Sensitive.

I feel them. Each and every one of them.
  
Every crack, ripple, bump, pothole, and other imperfection in the road. I feel them. They ripple up my right side in jolts of moderate pain. Nothing I can't stand, but not something I generally enjoy.
  
I notice myself tensing up in preparation for a hit and have to remind myself that it will be better if I take it loose and absorb it more. I tell myself that, but I don't believe it. It's going to hurt either way.
  
It seems the whole Anchorage road system is a living, interconnected thing, birthed with the sole purpose of playing xylophone on my ribcage.
  
Still, I'm turning the pedals. Out-of-saddle efforts are an exercise in futility, immediate regret, and a few tears. I can't climb (not that I ever could). Standing starts from stoplights elicit a few winces and grunts before I'm moving.
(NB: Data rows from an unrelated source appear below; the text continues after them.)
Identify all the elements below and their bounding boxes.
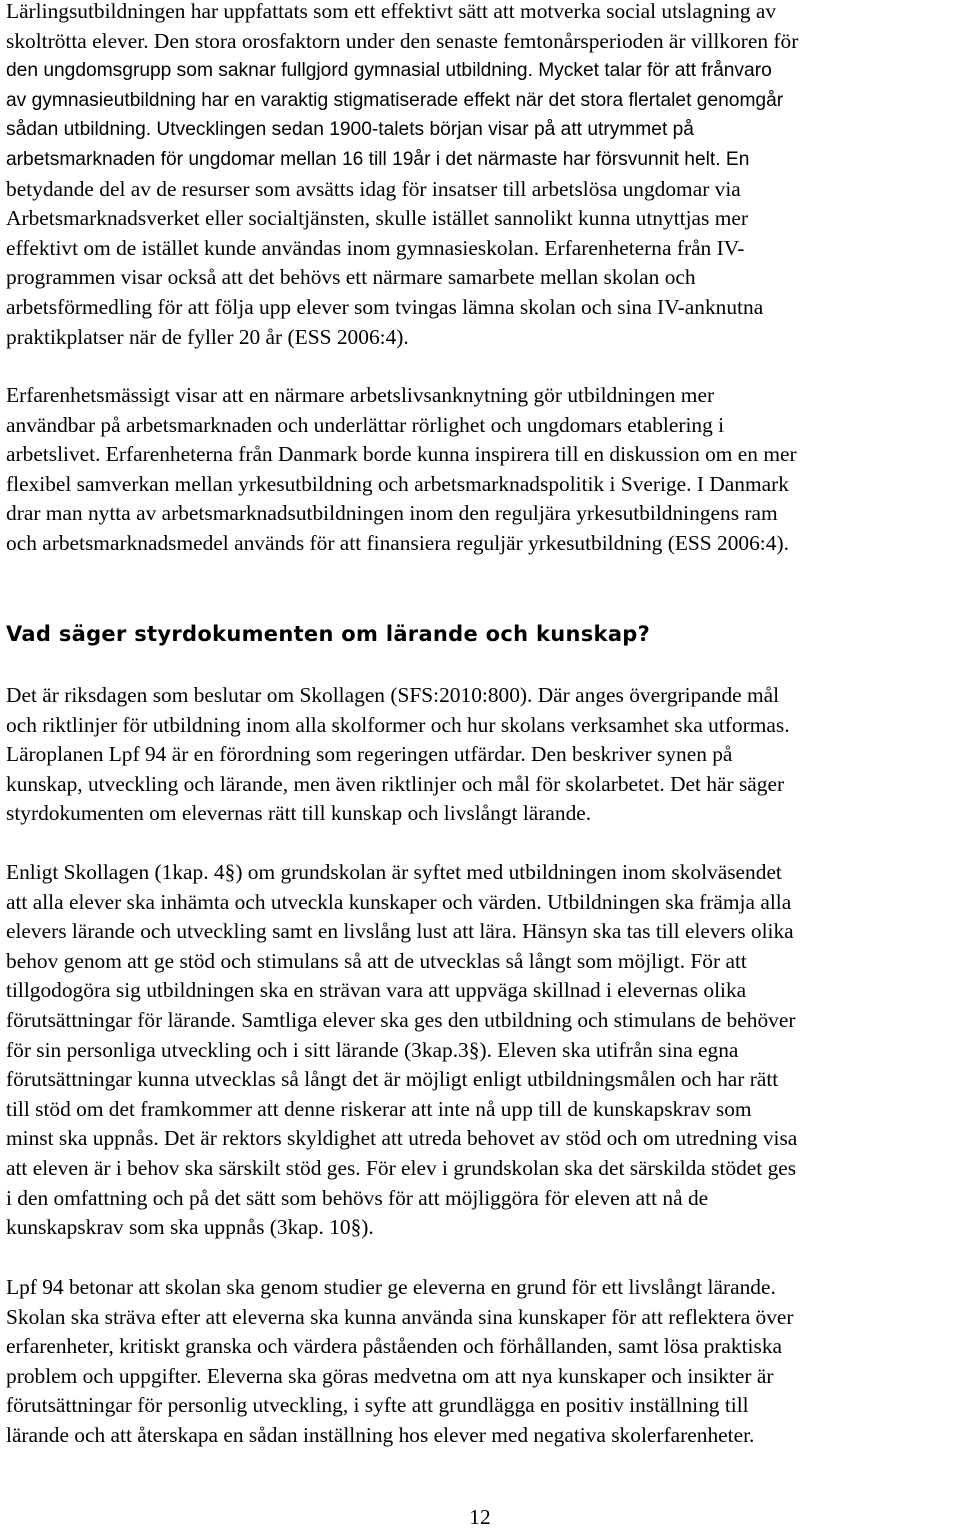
- paragraph-apprenticeship: [6, 0, 956, 352]
- text-line: programmen visar också att det behövs ett närmare samarbete mellan skolan och: [6, 265, 696, 290]
- text-line: styrdokumenten om elevernas rätt till kunskap och livslångt lärande.: [6, 801, 592, 826]
- paragraph-purpose: [6, 858, 956, 1243]
- page-number: 12: [469, 1505, 491, 1529]
- text-line: den ungdomsgrupp som saknar fullgjord gymnasial utbildning. Mycket talar för att frånvaro: [6, 60, 772, 82]
- text-line: skoltrötta elever. Den stora orosfaktorn under den senaste femtonårsperioden är villkoren för: [6, 28, 799, 53]
- text-line: tillgodogöra sig utbildningen ska en strävan vara att uppväga skillnad i elevernas olika: [6, 978, 747, 1003]
- text-line: arbetsmarknaden för ungdomar mellan 16 till 19år i det närmaste har försvunnit helt. En: [6, 148, 750, 170]
- text-line: kunskap, utveckling och lärande, men även riktlinjer och mål för skolarbetet. Det här säger: [6, 771, 785, 796]
- text-line: praktikplatser när de fyller 20 år (ESS 2006:4).: [6, 324, 409, 349]
- text-line: och arbetsmarknadsmedel används för att finansiera reguljär yrkesutbildning (ESS 2006:4).: [6, 530, 789, 555]
- text-line: Lärlingsutbildningen har uppfattats som ett effektivt sätt att motverka social utslagning av: [6, 0, 777, 23]
- text-line: Skolan ska sträva efter att eleverna ska kunna använda sina kunskaper för att reflektera över: [6, 1304, 794, 1329]
- text-line: behov genom att ge stöd och stimulans så att de utvecklas så långt som möjligt. För att: [6, 948, 747, 973]
- text-line: problem och uppgifter. Eleverna ska göras medvetna om att nya kunskaper och insikter är: [6, 1363, 774, 1388]
- text-line: att eleven är i behov ska särskilt stöd ges. För elev i grundskolan ska det särskilda stödet ges: [6, 1155, 797, 1180]
- paragraph-work-life: [6, 381, 956, 559]
- text-line: till stöd om det framkommer att denne riskerar att inte nå upp till de kunskapskrav som: [6, 1096, 752, 1121]
- text-line: arbetsförmedling för att följa upp elever som tvingas lämna skolan och sina IV-anknutna: [6, 294, 764, 319]
- text-line: i den omfattning och på det sätt som behövs för att möjliggöra för eleven att nå de: [6, 1185, 709, 1210]
- text-line: förutsättningar för lärande. Samtliga elever ska ges den utbildning och stimulans de behöver: [6, 1007, 796, 1032]
- paragraph-lifelong-learning: [6, 1273, 956, 1451]
- text-line: sådan utbildning. Utvecklingen sedan 1900-talets början visar på att utrymmet på: [6, 119, 694, 141]
- text-line: Arbetsmarknadsverket eller socialtjänsten, skulle istället sannolikt kunna utnyttjas mer: [6, 206, 748, 231]
- text-line: effektivt om de istället kunde användas inom gymnasieskolan. Erfarenheterna från IV-: [6, 235, 745, 260]
- text-line: för sin personliga utveckling och i sitt lärande (3kap.3§). Eleven ska utifrån sina egna: [6, 1037, 739, 1062]
- text-line: förutsättningar kunna utvecklas så långt det är möjligt enligt utbildningsmålen och har rätt: [6, 1067, 779, 1092]
- text-line: arbetslivet. Erfarenheterna från Danmark borde kunna inspirera till en diskussion om en mer: [6, 442, 797, 467]
- text-line: av gymnasieutbildning har en varaktig stigmatiserade effekt när det stora flertalet genomgår: [6, 89, 784, 111]
- section-heading: Vad säger styrdokumenten om lärande och kunskap?: [6, 622, 651, 646]
- text-line: Lpf 94 betonar att skolan ska genom studier ge eleverna en grund för ett livslångt lärande.: [6, 1275, 776, 1299]
- text-line: förutsättningar för personlig utveckling, i syfte att grundlägga en positiv inställning till: [6, 1393, 749, 1418]
- paragraph-school-law: [6, 681, 956, 829]
- text-line: minst ska uppnås. Det är rektors skyldighet att utreda behovet av stöd och om utredning visa: [6, 1126, 798, 1151]
- text-line: och riktlinjer för utbildning inom alla skolformer och hur skolans verksamhet ska utformas.: [6, 712, 790, 737]
- text-line: Läroplanen Lpf 94 är en förordning som regeringen utfärdar. Den beskriver synen på: [6, 742, 733, 767]
- text-line: Erfarenhetsmässigt visar att en närmare arbetslivsanknytning gör utbildningen mer: [6, 383, 715, 407]
- text-line: flexibel samverkan mellan yrkesutbildning och arbetsmarknadspolitik i Sverige. I Danmark: [6, 471, 789, 496]
- text-line: elevers lärande och utveckling samt en livslång lust att lära. Hänsyn ska tas till elevers olika: [6, 919, 794, 944]
- text-line: drar man nytta av arbetsmarknadsutbildningen inom den reguljära yrkesutbildningens ram: [6, 501, 778, 526]
- text-line: betydande del av de resurser som avsätts idag för insatser till arbetslösa ungdomar via: [6, 176, 741, 201]
- text-line: Det är riksdagen som beslutar om Skollagen (SFS:2010:800). Där anges övergripande mål: [6, 683, 780, 707]
- text-line: Enligt Skollagen (1kap. 4§) om grundskolan är syftet med utbildningen inom skolväsendet: [6, 860, 782, 884]
- text-line: att alla elever ska inhämta och utveckla kunskaper och värden. Utbildningen ska främja alla: [6, 889, 792, 914]
- text-line: lärande och att återskapa en sådan inställning hos elever med negativa skolerfarenheter.: [6, 1422, 755, 1447]
- text-line: kunskapskrav som ska uppnås (3kap. 10§).: [6, 1215, 374, 1240]
- text-line: erfarenheter, kritiskt granska och värdera påståenden och förhållanden, samt lösa praktiska: [6, 1334, 783, 1359]
- text-line: användbar på arbetsmarknaden och underlättar rörlighet och ungdomars etablering i: [6, 412, 725, 437]
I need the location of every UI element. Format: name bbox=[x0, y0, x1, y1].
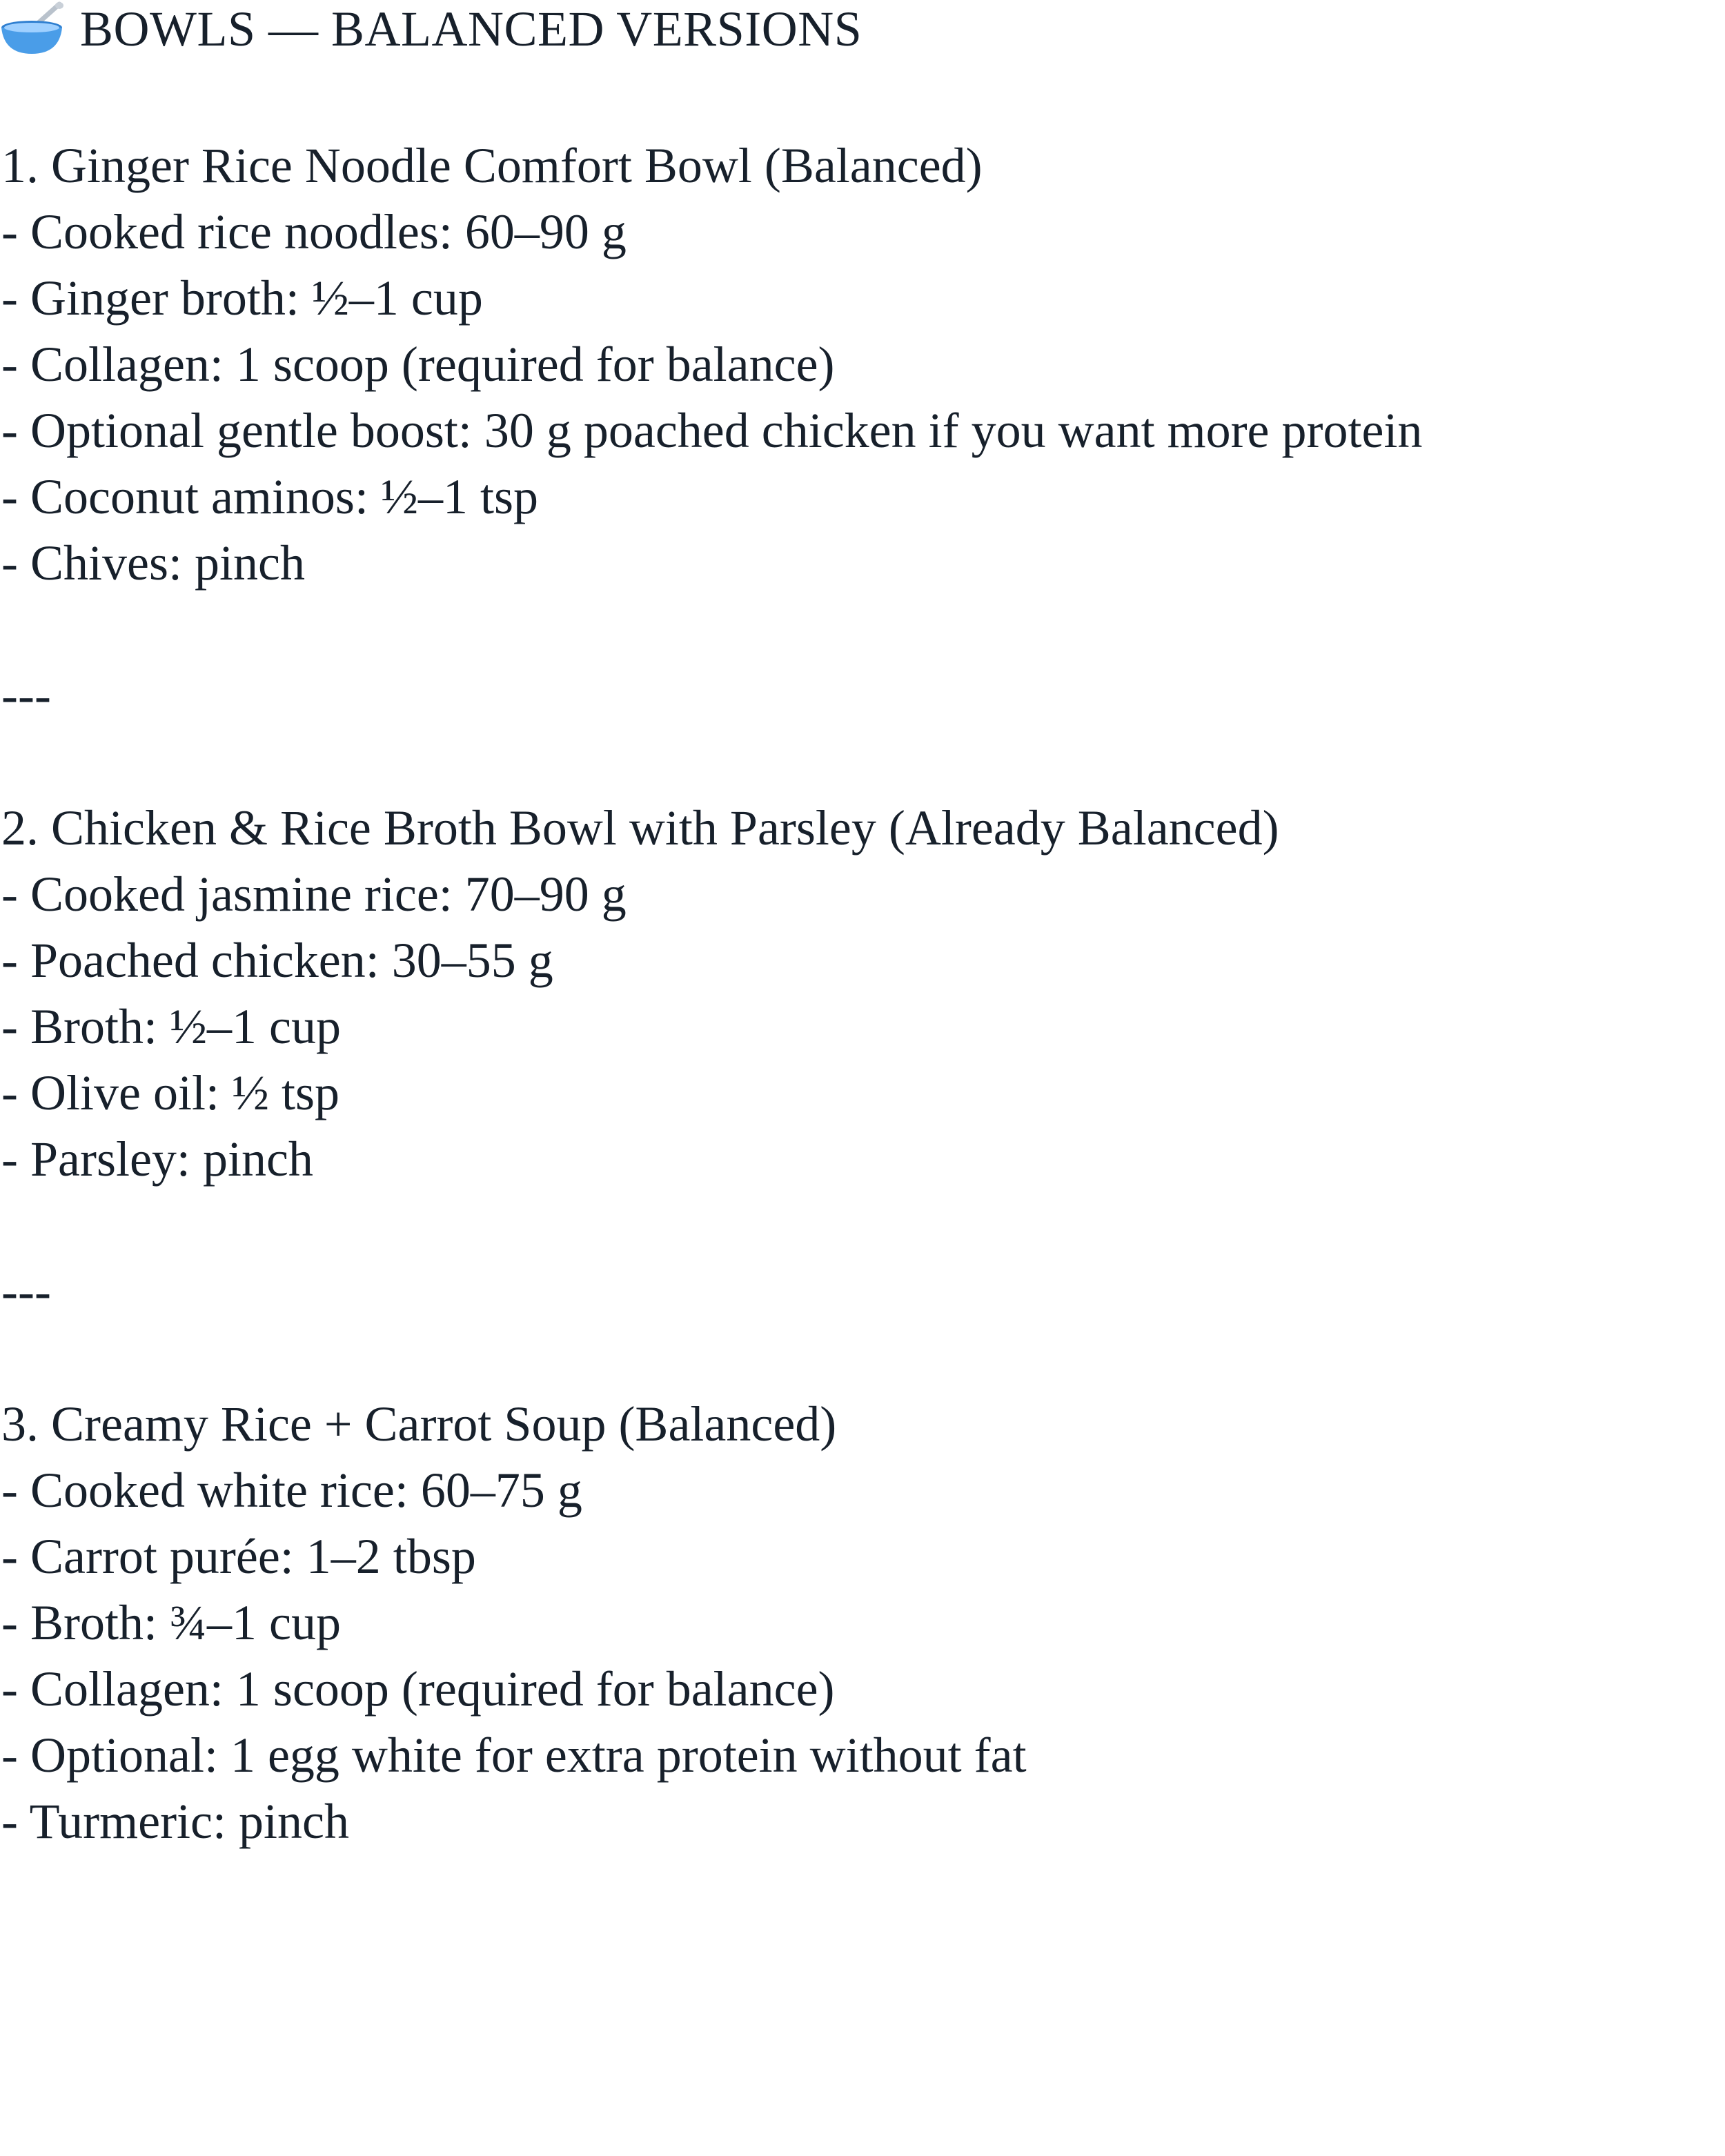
bowl-with-spoon-icon bbox=[0, 0, 66, 58]
recipe-2 bbox=[0, 795, 1725, 1192]
ingredient-item: - Collagen: 1 scoop (required for balance) bbox=[1, 1661, 835, 1717]
ingredient-item: - Broth: ½–1 cup bbox=[1, 999, 341, 1054]
section-divider: --- bbox=[1, 1264, 51, 1319]
ingredient-item: - Chives: pinch bbox=[1, 535, 305, 591]
ingredient-item: - Parsley: pinch bbox=[1, 1131, 313, 1187]
document-title bbox=[0, 0, 1725, 58]
ingredient-item: - Poached chicken: 30–55 g bbox=[1, 933, 553, 988]
recipe-heading: 3. Creamy Rice + Carrot Soup (Balanced) bbox=[1, 1396, 837, 1452]
recipe-3 bbox=[0, 1391, 1725, 1855]
recipe-1 bbox=[0, 132, 1725, 596]
ingredient-item: - Carrot purée: 1–2 tbsp bbox=[1, 1529, 476, 1584]
ingredient-item: - Turmeric: pinch bbox=[1, 1794, 349, 1849]
ingredient-item: - Ginger broth: ½–1 cup bbox=[1, 270, 483, 326]
ingredient-item: - Collagen: 1 scoop (required for balance) bbox=[1, 337, 835, 392]
ingredient-item: - Optional: 1 egg white for extra protein without fat bbox=[1, 1728, 1027, 1783]
ingredient-item: - Cooked white rice: 60–75 g bbox=[1, 1463, 582, 1518]
ingredient-item: - Broth: ¾–1 cup bbox=[1, 1595, 341, 1650]
ingredient-item: - Coconut aminos: ½–1 tsp bbox=[1, 469, 538, 524]
ingredient-item: - Cooked jasmine rice: 70–90 g bbox=[1, 867, 627, 922]
recipe-heading: 1. Ginger Rice Noodle Comfort Bowl (Balanced) bbox=[1, 138, 983, 193]
recipe-heading: 2. Chicken & Rice Broth Bowl with Parsley (Already Balanced) bbox=[1, 800, 1279, 856]
ingredient-item: - Cooked rice noodles: 60–90 g bbox=[1, 204, 627, 259]
ingredient-item: - Olive oil: ½ tsp bbox=[1, 1065, 339, 1120]
section-divider: --- bbox=[1, 668, 51, 723]
title-text: BOWLS — BALANCED VERSIONS bbox=[80, 1, 862, 57]
ingredient-item: - Optional gentle boost: 30 g poached chicken if you want more protein bbox=[1, 403, 1423, 458]
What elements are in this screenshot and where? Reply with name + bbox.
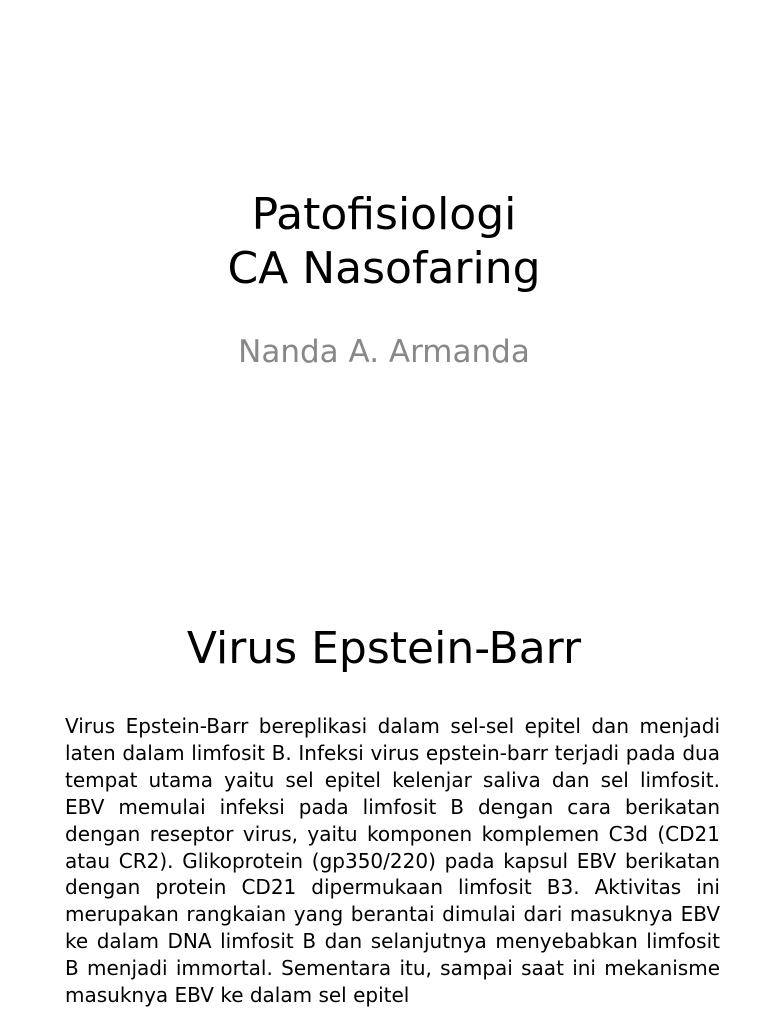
author-subtitle: Nanda A. Armanda	[238, 334, 530, 370]
content-slide	[0, 560, 768, 1024]
title-line-2: CA Nasofaring	[227, 243, 541, 294]
section-heading: Virus Epstein-Barr	[186, 623, 582, 674]
body-paragraph: Virus Epstein-Barr bereplikasi dalam sel-sel epitel dan menjadi laten dalam limfosit B. Infeksi virus epstein-barr terjadi pada dua tempat utama yaitu sel epitel kelenjar saliva dan sel limfosit. EBV memulai infeksi pada limfosit B dengan cara berikatan dengan reseptor virus, yaitu komponen komplemen C3d (CD21 atau CR2). Glikoprotein (gp350/220) pada kapsul EBV berikatan dengan protein CD21 dipermukaan limfosit B3. Aktivitas ini merupakan rangkaian yang berantai dimulai dari masuknya EBV ke dalam DNA limfosit B dan selanjutnya menyebabkan limfosit B menjadi immortal. Sementara itu, sampai saat ini mekanisme masuknya EBV ke dalam sel epitel	[65, 714, 720, 1008]
title-line-1: Patofisiologi	[251, 189, 517, 240]
slide-title	[0, 188, 768, 296]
Nothing aggressive in cornering or bike handling. I can't afford another fall at the moment. The wife would take away my bikes.
  
I can turn the pedals over, though. For now, that's enough.
  
The cracks and bumps are a reminder to ease back into things. I'm not there just yet.
  
I'm hoping the riding will make things better. At the very least, hit me with the endorphin rush I've been missing and level my moods out. I missed it. Pain and all, I missed it.